(『世界歴史大系 アメリカ史2』から抜粋)
アメリカと日本は、「日独伊の3国同盟の成立」を境にして、関係が悪化していった。
フランクリン・ローズヴェルト政権は、対日輸出の制限と、中国の蒋介石・政権への援助で、日本に対処した。
1941年2月に日米交渉が始まり、アメリカは日本軍の中国・インドシナからの撤兵を求めた。
日本は日米決戦を決めて、12月に真珠湾を急襲した。
急襲の翌日に、アメリカは日本に宣戦布告をして、4日後には独・伊がアメリカに宣戦布告をした。
こうして、アメリカの正式な第二次世界大戦への参戦が決まった。
ヨーロッパでは、ドイツに対してイギリスは反撃の力を持っておらず、ソ連のみがドイツと戦える唯一の勢力であった。
一方アジアでは、アメリカは自国領のフィリピンを放棄しなければならない状況だった。
アメリカは参戦したとき、ヨーロッパとアジアの二方面で戦う、厳しい状態となっていた。
1941年8月に、ニューファンドランド沖でローズヴェルト大統領とチャーチル英首相は会談して、『大西洋憲章』を発表した。
アメリカは、イギリスの作ったブロックも含めて、全ての経済ブロックを戦後に開放する事を求めた。
アメリカは、戦後に開放される国々に対して、いち早く貿易を拡大することを目論んでいたのである。
(※この当時は、ブロック経済といって、各勢力が自分だけの勢力圏で貿易を行う状態が基本になっていた)

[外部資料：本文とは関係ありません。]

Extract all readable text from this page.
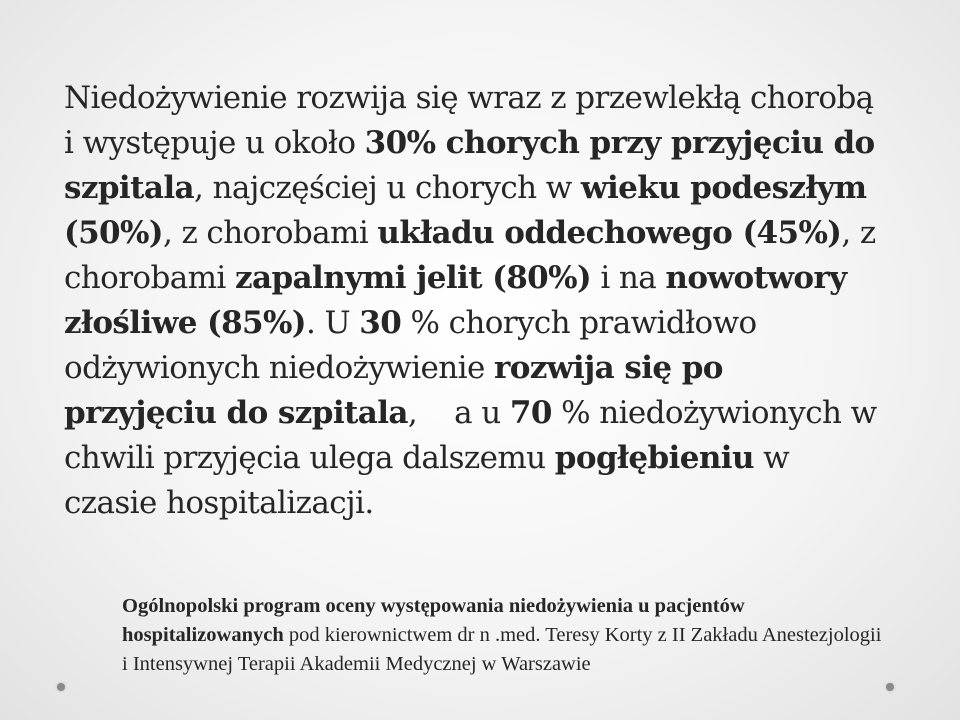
Niedożywienie rozwija się wraz z przewlekłą chorobą i występuje u około 30% chorych przy przyjęciu do szpitala, najczęściej u chorych w wieku podeszłym (50%), z chorobami układu oddechowego (45%), z chorobami zapalnymi jelit (80%) i na nowotwory złośliwe (85%). U 30 % chorych prawidłowo odżywionych niedożywienie rozwija się po przyjęciu do szpitala,    a u 70 % niedożywionych w chwili przyjęcia ulega dalszemu pogłębieniu w czasie hospitalizacji.

Ogólnopolski program oceny występowania niedożywienia u pacjentów hospitalizowanych pod kierownictwem dr n .med. Teresy Korty z II Zakładu Anestezjologii i Intensywnej Terapii Akademii Medycznej w Warszawie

アメリカの基本戦略は、ドイツをまず倒して、その後に日本にあたるものだった。
連合国側で、対ドイツ戦で最大の負担をしたのは、ソ連だった。
1943年2月のスターリングラード戦で、ソ連はドイツに勝利し、ようやく連合軍は攻勢へと転じた。
アメリカは、イギリスの逡巡もあり、対ドイツ戦にはなかなか参加しなかった。
アメリカ軍は、42年11月にフランス領の北アフリカに上陸したが、ソ連の戦いぶりとは比較しようもなかった。
アメリカで1940年に所得税を支払った人は、700万人だった。
それが(第二次世界大戦が始まり参戦したために)1945年には、4260万人にも増えた。
これは、徴税対象者となる所得の最低限度額が大幅に引き下げられたからだ。
この法改定により、所得税は初めて市民の大半をカバーする制度となった。
さらに1943年からは、「源泉徴収の方式」という、より確実な徴収方法が導入された。
国税は大きく拡大して、大勢に負担を強制する存在となり、国の権限も拡大した。